Due to the lack of data and support tools, when financial intermediaries, legal professions, LEA and FIU want to collect information on BO and ownership:

• either they access single national BRs (upon payment of an expensive fee) thereafter assembling different pieces of information from different sources in different countries;
• or use other data sources than the BR databases (in primis documentation provided by the same companies/customers).

this results in inefficient, often unreliable and costly ways to collect and integrate information on BO, OS and company directors.

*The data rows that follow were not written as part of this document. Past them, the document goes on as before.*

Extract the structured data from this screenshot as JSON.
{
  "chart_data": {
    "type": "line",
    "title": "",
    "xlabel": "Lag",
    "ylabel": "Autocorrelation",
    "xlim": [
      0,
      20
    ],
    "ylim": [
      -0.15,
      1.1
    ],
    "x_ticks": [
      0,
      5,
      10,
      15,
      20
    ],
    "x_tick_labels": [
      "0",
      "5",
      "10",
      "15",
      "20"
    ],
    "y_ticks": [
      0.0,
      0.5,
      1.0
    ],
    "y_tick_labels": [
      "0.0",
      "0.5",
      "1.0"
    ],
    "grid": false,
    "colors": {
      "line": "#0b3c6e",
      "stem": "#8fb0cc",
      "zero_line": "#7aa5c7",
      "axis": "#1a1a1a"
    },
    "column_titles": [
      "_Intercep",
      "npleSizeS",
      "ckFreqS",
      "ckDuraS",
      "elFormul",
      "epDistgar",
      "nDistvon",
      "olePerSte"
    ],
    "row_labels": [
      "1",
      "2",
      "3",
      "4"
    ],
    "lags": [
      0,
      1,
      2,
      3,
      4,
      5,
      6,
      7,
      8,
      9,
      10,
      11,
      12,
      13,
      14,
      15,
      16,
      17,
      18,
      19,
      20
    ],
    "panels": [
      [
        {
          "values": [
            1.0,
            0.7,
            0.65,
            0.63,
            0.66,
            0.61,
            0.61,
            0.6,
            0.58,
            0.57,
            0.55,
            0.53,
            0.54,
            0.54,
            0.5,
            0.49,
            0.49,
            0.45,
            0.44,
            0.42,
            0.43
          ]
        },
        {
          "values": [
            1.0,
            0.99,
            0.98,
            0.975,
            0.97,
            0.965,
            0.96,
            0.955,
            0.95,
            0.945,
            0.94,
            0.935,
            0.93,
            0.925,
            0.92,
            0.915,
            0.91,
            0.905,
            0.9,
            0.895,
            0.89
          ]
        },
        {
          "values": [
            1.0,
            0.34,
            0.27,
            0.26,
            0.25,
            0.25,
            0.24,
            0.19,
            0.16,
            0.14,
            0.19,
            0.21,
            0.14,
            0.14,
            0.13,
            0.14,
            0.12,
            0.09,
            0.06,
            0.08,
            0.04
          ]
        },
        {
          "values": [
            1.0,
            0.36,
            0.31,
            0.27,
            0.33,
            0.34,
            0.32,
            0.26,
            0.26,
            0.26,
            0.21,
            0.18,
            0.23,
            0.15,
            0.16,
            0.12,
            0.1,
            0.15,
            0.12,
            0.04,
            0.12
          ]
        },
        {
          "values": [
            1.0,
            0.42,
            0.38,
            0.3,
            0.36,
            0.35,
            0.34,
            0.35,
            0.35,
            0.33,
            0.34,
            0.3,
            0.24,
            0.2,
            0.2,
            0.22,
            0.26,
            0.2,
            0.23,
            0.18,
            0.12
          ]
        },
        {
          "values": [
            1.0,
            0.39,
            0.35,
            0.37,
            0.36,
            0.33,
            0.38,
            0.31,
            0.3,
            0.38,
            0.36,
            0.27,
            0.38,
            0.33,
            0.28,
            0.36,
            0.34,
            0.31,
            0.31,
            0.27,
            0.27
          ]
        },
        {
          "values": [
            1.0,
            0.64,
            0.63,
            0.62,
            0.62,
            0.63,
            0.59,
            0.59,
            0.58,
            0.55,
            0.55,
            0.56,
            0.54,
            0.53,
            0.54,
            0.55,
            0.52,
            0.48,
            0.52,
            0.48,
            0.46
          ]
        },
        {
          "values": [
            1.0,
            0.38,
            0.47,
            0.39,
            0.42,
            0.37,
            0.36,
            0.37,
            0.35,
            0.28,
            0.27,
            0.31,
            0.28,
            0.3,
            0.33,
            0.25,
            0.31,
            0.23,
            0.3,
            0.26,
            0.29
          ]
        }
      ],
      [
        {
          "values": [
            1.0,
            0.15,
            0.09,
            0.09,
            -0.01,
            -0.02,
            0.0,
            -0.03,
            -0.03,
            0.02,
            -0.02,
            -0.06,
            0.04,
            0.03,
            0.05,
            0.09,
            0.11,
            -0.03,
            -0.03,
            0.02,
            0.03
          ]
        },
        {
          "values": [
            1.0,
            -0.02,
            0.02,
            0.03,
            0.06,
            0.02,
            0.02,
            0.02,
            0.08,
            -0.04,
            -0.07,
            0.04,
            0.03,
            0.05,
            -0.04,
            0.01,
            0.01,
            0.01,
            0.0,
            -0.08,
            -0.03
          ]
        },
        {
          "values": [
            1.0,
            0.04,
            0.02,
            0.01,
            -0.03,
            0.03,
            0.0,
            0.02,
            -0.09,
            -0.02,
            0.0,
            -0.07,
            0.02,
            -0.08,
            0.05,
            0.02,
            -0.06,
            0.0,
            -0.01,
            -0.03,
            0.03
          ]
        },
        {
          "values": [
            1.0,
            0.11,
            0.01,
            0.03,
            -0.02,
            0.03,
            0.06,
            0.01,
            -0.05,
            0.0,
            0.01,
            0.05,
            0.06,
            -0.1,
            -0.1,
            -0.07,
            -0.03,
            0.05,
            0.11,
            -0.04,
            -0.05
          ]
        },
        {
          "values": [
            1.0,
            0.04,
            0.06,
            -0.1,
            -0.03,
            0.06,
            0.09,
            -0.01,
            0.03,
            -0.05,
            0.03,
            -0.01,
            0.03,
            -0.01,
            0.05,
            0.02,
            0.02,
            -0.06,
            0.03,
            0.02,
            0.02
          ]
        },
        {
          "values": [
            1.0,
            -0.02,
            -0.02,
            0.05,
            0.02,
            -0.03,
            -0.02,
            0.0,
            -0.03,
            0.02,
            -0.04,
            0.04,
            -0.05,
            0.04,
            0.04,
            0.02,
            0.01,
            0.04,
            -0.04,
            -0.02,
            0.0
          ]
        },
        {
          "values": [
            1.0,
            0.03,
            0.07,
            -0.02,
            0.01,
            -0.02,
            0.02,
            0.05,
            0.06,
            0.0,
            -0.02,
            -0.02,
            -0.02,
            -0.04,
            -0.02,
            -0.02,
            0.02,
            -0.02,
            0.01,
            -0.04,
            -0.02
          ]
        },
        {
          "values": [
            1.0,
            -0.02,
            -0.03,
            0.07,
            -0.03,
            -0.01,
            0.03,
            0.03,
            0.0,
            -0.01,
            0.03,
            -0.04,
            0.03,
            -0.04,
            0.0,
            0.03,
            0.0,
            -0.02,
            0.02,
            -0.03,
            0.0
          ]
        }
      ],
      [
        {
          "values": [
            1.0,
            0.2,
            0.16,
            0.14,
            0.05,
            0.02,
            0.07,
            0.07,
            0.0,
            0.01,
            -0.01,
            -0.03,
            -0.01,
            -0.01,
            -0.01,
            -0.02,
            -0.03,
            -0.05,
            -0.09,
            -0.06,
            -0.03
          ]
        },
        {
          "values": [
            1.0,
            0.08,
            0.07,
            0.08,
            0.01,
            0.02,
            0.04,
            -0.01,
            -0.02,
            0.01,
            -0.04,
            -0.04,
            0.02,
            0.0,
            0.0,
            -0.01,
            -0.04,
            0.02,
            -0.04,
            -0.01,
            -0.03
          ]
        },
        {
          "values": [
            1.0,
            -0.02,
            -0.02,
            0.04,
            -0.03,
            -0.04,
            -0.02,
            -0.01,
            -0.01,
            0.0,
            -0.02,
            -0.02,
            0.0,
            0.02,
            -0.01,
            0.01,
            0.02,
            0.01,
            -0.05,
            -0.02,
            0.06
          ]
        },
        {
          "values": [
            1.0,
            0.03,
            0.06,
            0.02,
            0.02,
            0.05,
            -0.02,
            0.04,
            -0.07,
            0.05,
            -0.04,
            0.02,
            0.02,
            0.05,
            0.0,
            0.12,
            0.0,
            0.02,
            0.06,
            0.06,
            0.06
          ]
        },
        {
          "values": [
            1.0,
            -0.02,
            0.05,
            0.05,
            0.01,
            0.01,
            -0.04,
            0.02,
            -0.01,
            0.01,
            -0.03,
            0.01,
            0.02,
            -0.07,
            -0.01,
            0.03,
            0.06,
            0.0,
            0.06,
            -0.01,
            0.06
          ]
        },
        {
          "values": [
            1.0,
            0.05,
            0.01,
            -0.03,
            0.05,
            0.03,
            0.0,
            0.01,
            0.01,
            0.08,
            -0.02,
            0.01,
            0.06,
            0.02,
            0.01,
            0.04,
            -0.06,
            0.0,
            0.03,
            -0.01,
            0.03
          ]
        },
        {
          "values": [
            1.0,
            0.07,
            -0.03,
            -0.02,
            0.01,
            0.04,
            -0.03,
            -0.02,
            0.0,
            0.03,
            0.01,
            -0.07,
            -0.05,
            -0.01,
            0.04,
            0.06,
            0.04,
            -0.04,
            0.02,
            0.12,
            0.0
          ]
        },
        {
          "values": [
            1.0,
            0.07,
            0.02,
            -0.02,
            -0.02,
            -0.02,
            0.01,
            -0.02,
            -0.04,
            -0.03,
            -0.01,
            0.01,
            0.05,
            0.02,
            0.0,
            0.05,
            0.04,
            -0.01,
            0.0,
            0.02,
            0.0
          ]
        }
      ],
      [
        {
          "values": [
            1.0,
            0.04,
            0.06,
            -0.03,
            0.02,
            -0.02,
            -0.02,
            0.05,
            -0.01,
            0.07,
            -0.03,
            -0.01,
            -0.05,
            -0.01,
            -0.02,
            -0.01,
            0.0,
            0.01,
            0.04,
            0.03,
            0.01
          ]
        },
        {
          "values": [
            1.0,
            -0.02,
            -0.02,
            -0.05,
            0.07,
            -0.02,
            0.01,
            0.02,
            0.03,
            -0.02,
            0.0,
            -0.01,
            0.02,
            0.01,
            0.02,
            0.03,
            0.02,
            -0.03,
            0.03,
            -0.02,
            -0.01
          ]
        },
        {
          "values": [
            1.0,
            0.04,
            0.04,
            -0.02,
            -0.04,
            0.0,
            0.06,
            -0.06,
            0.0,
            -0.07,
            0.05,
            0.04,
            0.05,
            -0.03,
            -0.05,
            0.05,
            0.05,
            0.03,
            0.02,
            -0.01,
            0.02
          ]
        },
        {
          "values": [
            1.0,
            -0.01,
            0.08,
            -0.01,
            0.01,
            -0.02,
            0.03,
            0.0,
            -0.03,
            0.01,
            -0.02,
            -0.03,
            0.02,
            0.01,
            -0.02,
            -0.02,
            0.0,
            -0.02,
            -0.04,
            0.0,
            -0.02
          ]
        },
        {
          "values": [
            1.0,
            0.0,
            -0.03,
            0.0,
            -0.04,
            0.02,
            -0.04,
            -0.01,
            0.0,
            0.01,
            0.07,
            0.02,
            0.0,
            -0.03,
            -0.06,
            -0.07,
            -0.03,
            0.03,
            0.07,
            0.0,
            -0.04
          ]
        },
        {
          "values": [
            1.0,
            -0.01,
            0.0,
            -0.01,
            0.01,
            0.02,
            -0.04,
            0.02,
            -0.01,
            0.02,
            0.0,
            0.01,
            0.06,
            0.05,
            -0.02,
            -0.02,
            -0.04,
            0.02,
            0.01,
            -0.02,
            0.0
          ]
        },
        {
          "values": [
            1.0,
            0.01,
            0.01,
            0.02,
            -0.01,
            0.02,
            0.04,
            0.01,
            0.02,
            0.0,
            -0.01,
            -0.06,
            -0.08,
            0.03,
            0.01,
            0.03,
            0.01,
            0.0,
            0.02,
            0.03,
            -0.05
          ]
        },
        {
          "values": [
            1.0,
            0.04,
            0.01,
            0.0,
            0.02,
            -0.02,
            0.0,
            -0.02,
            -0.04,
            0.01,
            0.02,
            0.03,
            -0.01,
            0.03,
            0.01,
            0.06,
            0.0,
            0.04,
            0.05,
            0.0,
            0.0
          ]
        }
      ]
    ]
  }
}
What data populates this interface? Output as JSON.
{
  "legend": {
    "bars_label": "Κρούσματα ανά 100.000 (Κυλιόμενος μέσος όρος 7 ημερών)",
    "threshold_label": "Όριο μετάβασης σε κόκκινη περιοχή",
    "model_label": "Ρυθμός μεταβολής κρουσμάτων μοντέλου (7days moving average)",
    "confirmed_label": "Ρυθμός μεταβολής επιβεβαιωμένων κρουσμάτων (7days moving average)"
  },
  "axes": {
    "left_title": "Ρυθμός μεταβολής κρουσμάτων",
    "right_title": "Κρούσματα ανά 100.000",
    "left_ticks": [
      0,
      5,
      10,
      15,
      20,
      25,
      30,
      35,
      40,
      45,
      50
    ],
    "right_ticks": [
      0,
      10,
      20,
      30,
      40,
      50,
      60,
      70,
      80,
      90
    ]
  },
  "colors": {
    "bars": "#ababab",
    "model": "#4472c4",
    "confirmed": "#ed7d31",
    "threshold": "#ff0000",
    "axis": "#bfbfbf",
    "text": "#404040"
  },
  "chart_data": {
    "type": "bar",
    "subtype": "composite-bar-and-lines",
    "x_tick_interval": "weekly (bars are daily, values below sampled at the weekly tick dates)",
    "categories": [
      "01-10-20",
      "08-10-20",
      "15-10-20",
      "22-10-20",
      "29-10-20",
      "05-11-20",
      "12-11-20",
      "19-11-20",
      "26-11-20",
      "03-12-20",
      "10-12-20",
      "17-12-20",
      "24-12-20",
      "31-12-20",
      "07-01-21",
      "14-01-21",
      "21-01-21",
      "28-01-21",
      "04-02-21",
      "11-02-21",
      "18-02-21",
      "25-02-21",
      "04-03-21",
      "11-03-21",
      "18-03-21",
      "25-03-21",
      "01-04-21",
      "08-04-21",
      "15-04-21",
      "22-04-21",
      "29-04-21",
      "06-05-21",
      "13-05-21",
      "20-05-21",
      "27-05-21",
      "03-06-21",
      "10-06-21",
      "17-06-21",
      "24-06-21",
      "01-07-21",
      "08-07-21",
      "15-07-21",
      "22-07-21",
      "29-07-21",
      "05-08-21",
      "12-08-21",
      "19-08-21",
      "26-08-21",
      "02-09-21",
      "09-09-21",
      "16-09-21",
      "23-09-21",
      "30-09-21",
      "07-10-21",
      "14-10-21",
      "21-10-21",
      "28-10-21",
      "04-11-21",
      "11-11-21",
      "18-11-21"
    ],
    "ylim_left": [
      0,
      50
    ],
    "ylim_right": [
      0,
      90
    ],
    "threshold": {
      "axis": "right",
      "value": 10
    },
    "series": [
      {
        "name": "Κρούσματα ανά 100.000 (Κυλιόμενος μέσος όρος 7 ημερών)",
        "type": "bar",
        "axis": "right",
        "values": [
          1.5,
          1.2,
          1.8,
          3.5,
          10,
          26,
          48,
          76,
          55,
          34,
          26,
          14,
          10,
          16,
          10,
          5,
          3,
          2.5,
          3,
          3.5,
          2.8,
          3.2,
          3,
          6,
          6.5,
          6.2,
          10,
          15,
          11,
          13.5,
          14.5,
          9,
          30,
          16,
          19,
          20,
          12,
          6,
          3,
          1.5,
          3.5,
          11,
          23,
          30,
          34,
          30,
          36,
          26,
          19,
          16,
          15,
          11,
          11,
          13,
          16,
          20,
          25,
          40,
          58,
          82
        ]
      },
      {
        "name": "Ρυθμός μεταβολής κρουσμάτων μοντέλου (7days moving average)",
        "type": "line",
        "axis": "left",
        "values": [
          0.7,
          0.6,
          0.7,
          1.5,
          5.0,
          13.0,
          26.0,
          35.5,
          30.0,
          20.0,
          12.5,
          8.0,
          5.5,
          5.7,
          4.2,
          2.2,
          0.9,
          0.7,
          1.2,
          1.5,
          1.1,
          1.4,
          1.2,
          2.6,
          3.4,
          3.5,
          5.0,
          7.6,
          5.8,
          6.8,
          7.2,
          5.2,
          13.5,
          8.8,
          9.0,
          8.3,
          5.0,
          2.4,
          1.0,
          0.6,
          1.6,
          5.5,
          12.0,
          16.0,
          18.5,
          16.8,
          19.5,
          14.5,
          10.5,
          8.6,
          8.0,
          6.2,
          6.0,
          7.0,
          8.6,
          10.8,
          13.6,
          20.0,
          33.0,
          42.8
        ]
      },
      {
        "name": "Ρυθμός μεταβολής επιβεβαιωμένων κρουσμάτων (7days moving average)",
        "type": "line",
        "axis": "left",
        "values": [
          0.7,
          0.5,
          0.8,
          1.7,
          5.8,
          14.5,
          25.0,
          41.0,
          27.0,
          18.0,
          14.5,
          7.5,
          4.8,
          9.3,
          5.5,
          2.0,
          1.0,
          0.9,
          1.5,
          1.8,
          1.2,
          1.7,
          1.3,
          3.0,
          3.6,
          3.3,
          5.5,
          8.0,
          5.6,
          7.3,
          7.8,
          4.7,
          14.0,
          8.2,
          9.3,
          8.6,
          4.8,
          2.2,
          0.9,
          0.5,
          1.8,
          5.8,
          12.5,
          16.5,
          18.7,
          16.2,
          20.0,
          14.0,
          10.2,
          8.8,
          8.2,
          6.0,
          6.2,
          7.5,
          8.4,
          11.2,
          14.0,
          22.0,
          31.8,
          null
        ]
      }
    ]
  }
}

How Project Bownet addresses the problem

Project Bownet assesses what is needed to create a common EU platform providing data on BO and ownership structure of EU corporate entities. In particular, it understands what is needed to develop an intelligent system able to put together information on BO and ownership structure coming from:

• Different EU Companies registries
• Other business databases
• Newspaper / media archives
• Other non structured sources (e.g. Internet, blogs, etc)
• Whereas possible: LEA and FIU database

Specifically, the activities of Project Bownet will aim to :

• Understand which information on BO and ownership could be used for developing the intelligent system
• Understand which information on BO and ownership is available at EU level, and where
• Understand how these information and data could be put together and shared across countries/institutions
• Identify the specific needs and desires of the end-users of the intelligent system
• Identify the technical requirements which such an intelligent system should have

Who will be the stakeholders and the end-users of Project Bownet

Project Bownet will provide crucial information to a number of intermediaries and other categories of stakeholders, including:

• Financial Intelligence Units (FIU);
• Law Enforcement Agencies (LEA) specialized in dismantling terrorist financing and financial crime organisations;
• Asset Recovery Offices (ARO);

All those obliged under the EU Directive 2005/60/EC to identify BO of their customers, viz.:

• Credit institutions;
• Financial institutions;
• Auditors, external accountants and tax advisors;
• Lawyers;
• Notaries, Trust and company service providers;
• Real estate agencies;
• Casinos.

Other subjects:

• EU Financial supervisory authorities and financial regulators;
• Tax agencies for anti-tax evasion purposes;
• Financial journalists and news agencies;

What is the added value of Project Bownet

It is evident that, beyond the scope of the EU AML regime, Project Bownet will also bring benefits in terms of transparency and efficiency of EU financial markets, by developing a system which could provide more detailed information about the identity of shareholders and investors and the nature of the business relationship.

These information will constitute privileged information for strengthening the security and the solidity of the EU financial system, and for preventing frauds, evasions, misuses which could undermine the functioning and the legality of the entire EU economy.